7. Van proceskosten die voor vergoeding in aanmerking komen, is niet gebleken.
Beslissing
De Afdeling bestuursrechtspraak van de Raad van State:
I. verklaart het hoger beroep gegrond;
II. vernietigt de uitspraak van de rechtbank Limburg van 19 maart 2019 in zaak nr. 17/1046, voor zover daarin het beroep dat was gericht tegen het besluit van 20 november 2018, kenmerk D23067/AK/CS, ongegrond is verklaard;
III. verklaart het bij de rechtbank ingestelde beroep voor zover dat was gericht tegen het besluit van 20 november 2018, kenmerk D23067/AK/CS, gegrond;
IV. vernietigt het besluit van de raad van de gemeente Nederweert van 20 november 2018, kenmerk D23067/AK/CS;
V. bepaalt dat tegen het te nemen nieuwe besluit slechts bij de Afdeling beroep kan worden ingesteld;
VI. gelast dat de raad van de gemeente Nederweert aan [appellant] het door hem betaalde griffierecht ten bedrage van € 259,00 (zegge: tweehonderdnegenenvijftig euro) voor de behandeling van het hoger beroep vergoedt.
Aldus vastgesteld door mr. C.J. Borman, voorzitter, en mr. H.G. Sevenster en mr. R.J. Koopman, leden, in tegenwoordigheid van mr. A.M.E.A. Neuwahl, griffier.
w.g. Borman w.g.
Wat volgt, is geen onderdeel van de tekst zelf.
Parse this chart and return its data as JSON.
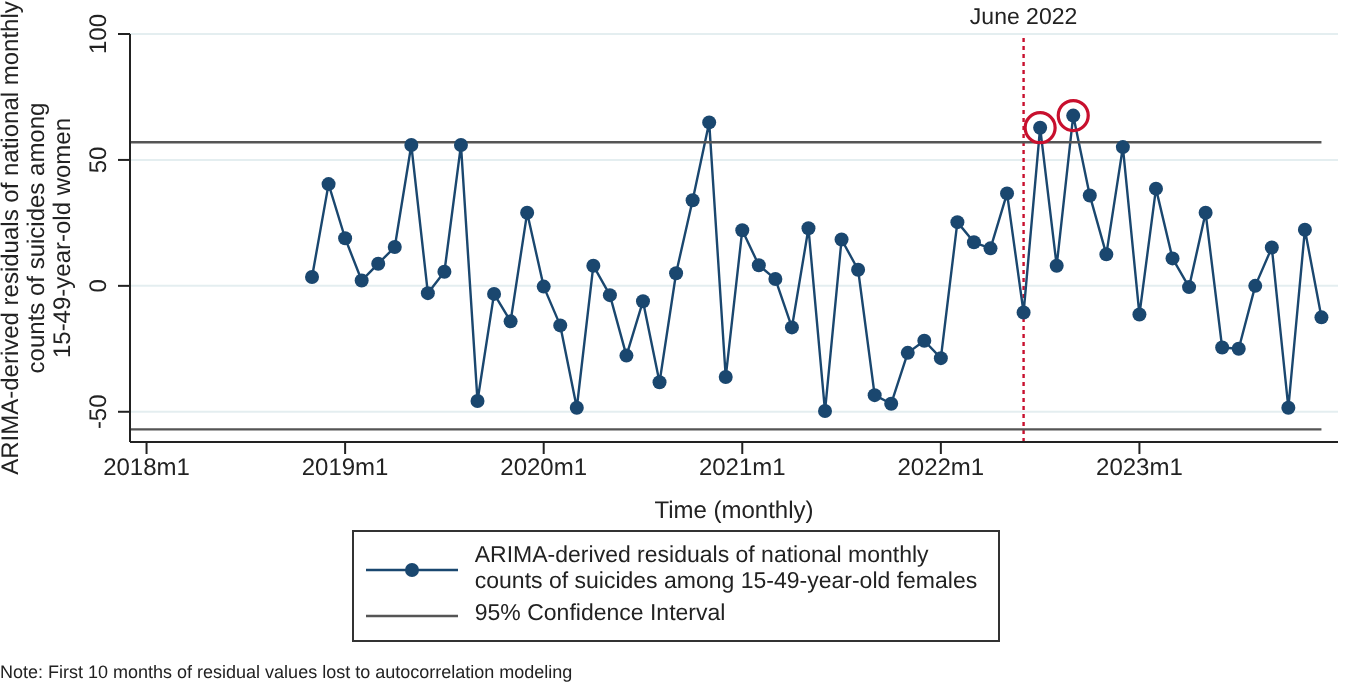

Neuwahl
voorzitter griffier
Uitgesproken in het openbaar op 6 november 2019
280-898.
BIJLAGE
Wet openbaarheid van bestuur
Artikel 10
[…]
2. Het verstrekken van informatie ingevolge deze wet blijft eveneens achterwege voor zover het belang daarvan niet opweegt tegen de volgende belangen:
[…]
g. het voorkomen van onevenredige bevoordeling of benadeling van bij de aangelegenheid betrokken natuurlijke personen of rechtspersonen dan wel van derden.
[…]
Gemeentewet
Artikel 25
1. De raad kan op grond van een belang, genoemd in artikel 10 van de Wet openbaarheid van bestuur, omtrent het in een besloten vergadering behandelde en omtrent de inhoud van de stukken die aan de raad worden overgelegd, geheimhouding opleggen. Geheimhouding omtrent het in een besloten vergadering behandelde wordt tijdens die vergadering opgelegd. De geheimhouding wordt door hen die bij de behandeling aanwezig waren en allen die van het behandelde of de stukken kennis dragen, in acht genomen totdat de raad haar opheft.
2. Op grond van een belang, genoemd in artikel 10 van de Wet openbaarheid van bestuur, kan de geheimhouding eveneens worden opgelegd door het college, de burgemeester en een commissie, ieder ten aanzien van de stukken die zij aan de raad of aan leden van de raad overleggen. Daarvan wordt op de stukken melding gemaakt.